His previous work has included looking at financial market crashes and building predictive mathematical models of ethnic conflicts in India, central Asia, the former Yugoslavia and Kenya, but he says it's not just about forecasts.
""Prediction tells you that something is going to happen, and that can be helpful so you can run away from it if you need to,"" he said in a telephone interview. ""But much better is understanding why it happens, that can enable us to take action that may prevent things.""
The key to understanding critical points such as leadership shifts or financial market crashes is to focus on collective behavior and not to analyze what an individual -- such as Libya's Muammar Gaddafi for example -- might do next.
Experts say analysts have in the past tried too hard to pinpoint the triggers of change, failing to recognize the greater value in identifying common behavior patterns that can more usefully predict when change is near.
""Collective behaviors are easier to understand and predict than individual behaviors,"" says Bar-Yam.
One example is a pile of sand growing slowly, grain by grain. A single grain dropped on the pile can occasionally cause ""avalanches"" of unpredictable size. The avalanches display what Bar-Yam calls ""power-law behavior"" -- small ones happen much more frequently than large ones.
The trigger for the uprising in Tunisia may have been a vegetable-seller publicly setting himself on fire. But the stresses in Tunisian society were building up well before that, fueled by poverty, unemployment, lack of opportunity and the rising cost of basic foods.
Bar-Yam argues the political turmoil that has brought down entrenched leaders in Tunisia and Egypt and sparked fighting in Libya are not separate from the 2008-09 financial crisis that plunged the world into recession and later began to push up food prices and unemployment rates.
The ""current unrest can ... be considered as an avalanche in the sandpile of the Middle East,"" he wrote in a recent analysis. ""Tensions … have built up to a critical state, and the uprising in Tunisia acted as the grain which began the cascade.""
The experts agree these are particularly fertile times for scientists looking for material to study change within complex systems, but say that comes as no great surprise.

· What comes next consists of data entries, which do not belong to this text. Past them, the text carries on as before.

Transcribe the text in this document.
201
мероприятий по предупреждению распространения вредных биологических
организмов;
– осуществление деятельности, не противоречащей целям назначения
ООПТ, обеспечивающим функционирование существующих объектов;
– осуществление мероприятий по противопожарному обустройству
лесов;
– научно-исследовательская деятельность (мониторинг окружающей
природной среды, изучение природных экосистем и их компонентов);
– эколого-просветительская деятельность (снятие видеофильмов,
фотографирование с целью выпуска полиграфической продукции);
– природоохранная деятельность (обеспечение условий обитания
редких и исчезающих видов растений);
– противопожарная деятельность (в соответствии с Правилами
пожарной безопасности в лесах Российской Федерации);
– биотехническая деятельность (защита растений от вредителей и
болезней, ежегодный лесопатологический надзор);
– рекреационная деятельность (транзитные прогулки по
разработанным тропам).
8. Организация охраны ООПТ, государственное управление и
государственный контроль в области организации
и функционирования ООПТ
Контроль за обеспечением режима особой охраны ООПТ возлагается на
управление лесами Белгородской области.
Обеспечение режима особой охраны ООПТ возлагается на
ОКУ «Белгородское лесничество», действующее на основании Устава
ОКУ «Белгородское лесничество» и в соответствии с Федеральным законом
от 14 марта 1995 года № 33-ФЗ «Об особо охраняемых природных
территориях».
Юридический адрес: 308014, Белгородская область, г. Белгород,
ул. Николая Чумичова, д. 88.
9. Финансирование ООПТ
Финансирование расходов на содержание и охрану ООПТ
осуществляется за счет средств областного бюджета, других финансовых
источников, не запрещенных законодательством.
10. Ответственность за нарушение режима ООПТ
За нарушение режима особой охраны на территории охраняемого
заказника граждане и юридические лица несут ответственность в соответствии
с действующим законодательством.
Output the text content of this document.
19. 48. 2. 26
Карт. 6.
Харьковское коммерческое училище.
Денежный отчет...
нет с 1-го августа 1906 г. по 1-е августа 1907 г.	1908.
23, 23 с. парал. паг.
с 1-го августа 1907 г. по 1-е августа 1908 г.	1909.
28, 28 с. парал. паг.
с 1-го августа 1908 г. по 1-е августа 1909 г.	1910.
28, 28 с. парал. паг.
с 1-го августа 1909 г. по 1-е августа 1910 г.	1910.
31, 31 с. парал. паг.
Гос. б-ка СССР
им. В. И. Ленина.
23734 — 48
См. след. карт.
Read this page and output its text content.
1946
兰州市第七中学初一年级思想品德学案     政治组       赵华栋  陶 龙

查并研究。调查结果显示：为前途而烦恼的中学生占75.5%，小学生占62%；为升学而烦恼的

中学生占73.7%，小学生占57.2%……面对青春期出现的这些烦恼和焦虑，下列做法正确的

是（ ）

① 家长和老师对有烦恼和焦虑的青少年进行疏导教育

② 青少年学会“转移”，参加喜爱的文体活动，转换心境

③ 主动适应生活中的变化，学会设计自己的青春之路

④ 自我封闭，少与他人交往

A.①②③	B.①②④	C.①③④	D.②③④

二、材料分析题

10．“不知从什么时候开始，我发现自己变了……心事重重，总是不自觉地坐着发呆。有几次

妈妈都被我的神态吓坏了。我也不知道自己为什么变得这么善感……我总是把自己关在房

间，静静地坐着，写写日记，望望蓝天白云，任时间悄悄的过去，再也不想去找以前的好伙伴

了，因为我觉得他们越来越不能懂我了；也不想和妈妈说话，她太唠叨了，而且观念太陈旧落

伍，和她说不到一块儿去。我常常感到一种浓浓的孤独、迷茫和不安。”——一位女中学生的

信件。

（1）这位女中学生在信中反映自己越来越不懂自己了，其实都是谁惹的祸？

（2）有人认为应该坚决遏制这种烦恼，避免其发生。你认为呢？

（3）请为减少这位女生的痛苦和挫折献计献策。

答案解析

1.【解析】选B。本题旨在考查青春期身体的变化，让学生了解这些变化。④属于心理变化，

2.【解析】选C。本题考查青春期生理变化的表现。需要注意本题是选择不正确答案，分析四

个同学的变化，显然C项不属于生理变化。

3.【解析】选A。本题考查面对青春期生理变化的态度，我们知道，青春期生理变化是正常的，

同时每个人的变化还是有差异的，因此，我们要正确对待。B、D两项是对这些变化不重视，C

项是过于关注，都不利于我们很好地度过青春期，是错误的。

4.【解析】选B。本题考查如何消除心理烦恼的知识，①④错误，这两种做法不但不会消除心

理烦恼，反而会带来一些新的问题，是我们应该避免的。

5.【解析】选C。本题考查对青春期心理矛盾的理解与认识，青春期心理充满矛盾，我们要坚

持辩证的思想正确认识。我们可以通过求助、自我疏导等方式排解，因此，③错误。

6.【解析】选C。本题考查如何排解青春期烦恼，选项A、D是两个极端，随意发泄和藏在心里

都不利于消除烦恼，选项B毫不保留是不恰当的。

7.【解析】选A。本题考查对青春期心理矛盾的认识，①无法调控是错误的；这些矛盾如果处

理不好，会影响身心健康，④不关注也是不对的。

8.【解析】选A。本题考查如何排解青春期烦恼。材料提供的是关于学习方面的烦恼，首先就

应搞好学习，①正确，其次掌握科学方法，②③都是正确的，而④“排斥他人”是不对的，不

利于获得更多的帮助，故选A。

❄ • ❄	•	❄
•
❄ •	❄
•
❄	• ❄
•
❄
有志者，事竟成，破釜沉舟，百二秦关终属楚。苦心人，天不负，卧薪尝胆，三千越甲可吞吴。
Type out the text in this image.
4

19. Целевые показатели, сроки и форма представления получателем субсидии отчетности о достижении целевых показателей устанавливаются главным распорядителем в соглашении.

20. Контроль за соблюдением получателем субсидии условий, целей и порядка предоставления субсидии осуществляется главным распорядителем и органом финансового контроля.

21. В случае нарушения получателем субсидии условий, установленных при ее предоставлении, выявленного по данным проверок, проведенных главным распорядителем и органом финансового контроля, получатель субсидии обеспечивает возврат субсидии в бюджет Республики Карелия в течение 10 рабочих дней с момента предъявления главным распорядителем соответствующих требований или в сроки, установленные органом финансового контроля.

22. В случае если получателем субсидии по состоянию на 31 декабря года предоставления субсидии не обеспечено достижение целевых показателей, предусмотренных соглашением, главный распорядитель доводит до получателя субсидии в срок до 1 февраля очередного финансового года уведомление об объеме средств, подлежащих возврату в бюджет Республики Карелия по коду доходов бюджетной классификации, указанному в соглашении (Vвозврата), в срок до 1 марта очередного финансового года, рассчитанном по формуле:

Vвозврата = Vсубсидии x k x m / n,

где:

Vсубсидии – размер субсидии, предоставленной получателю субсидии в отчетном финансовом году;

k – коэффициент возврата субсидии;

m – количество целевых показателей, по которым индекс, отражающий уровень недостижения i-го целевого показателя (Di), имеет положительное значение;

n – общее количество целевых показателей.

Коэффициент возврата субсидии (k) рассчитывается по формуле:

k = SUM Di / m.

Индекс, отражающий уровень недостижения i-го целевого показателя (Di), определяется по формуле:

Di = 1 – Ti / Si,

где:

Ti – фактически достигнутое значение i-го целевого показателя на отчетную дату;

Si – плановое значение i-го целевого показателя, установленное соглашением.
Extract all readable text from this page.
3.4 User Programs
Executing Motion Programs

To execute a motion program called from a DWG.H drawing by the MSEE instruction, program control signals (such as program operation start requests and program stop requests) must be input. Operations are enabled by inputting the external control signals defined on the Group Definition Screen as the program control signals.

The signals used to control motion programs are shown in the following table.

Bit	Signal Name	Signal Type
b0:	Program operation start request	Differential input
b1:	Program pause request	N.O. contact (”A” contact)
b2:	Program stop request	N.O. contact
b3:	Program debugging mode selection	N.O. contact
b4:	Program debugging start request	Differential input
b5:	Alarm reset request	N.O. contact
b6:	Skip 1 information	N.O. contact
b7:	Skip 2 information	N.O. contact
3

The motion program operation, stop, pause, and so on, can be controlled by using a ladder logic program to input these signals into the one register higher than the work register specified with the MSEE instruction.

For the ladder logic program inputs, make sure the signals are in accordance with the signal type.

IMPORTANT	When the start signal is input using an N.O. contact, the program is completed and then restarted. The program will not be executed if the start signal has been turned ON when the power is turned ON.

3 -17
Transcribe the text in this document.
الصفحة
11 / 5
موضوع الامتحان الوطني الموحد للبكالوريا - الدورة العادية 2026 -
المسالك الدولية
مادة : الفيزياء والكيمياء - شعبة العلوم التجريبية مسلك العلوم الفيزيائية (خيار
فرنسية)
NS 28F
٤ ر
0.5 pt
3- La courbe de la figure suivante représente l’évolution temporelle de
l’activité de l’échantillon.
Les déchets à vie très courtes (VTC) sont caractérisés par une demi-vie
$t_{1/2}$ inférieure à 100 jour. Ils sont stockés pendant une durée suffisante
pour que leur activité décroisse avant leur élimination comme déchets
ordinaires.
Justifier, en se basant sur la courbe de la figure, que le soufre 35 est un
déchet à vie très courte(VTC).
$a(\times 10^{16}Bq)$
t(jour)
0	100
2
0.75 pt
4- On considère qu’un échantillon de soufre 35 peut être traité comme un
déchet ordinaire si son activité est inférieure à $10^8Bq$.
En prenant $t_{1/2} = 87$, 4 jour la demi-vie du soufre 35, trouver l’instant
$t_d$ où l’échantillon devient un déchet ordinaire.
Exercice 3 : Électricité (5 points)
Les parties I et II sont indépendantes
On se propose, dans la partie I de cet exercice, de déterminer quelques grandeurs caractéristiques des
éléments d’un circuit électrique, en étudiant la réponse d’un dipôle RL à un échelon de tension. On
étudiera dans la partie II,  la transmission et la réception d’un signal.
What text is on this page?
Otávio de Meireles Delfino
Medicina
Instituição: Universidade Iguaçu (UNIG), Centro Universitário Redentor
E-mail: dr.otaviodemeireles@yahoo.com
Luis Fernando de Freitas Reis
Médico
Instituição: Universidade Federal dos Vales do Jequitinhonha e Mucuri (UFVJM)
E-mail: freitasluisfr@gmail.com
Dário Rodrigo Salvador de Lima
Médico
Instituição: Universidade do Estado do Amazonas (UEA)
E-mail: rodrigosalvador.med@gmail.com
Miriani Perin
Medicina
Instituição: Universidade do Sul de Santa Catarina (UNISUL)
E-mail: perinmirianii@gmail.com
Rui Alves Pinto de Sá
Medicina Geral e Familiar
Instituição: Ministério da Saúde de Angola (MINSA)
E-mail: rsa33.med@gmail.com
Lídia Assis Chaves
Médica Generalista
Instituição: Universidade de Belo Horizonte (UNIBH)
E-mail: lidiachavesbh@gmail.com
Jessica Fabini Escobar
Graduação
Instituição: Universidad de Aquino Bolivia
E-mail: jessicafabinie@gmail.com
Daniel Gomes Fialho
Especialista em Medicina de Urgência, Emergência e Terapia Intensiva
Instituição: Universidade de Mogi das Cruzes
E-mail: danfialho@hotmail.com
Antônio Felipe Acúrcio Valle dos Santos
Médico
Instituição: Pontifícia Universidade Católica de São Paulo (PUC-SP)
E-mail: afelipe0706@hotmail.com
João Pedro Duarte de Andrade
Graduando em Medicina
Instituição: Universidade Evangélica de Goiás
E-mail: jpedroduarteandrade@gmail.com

An increasingly interconnected world which is using its resources almost to their limits is likely to be vulnerable to local crises that cascade and propagate. Scheffer says experiments with smaller, more manageable complex systems such as lakes or coral reefs show that ""recovery time"" after small disturbances is an important factor.
The ""essence is that if you perturb a system, it will be out of equilibrium for a time and then it will recover, but these recoveries will become increasingly slow as you get closer to a tipping point,"" he said.
As for what might happen next, the scientists warn they are in the business of predicting change, not future gazing.
""We may be able to sense which societies are close to tipping points, but that is quite a different thing from predicting what the state of those societies will be after a critical transition,"" Scheffer said.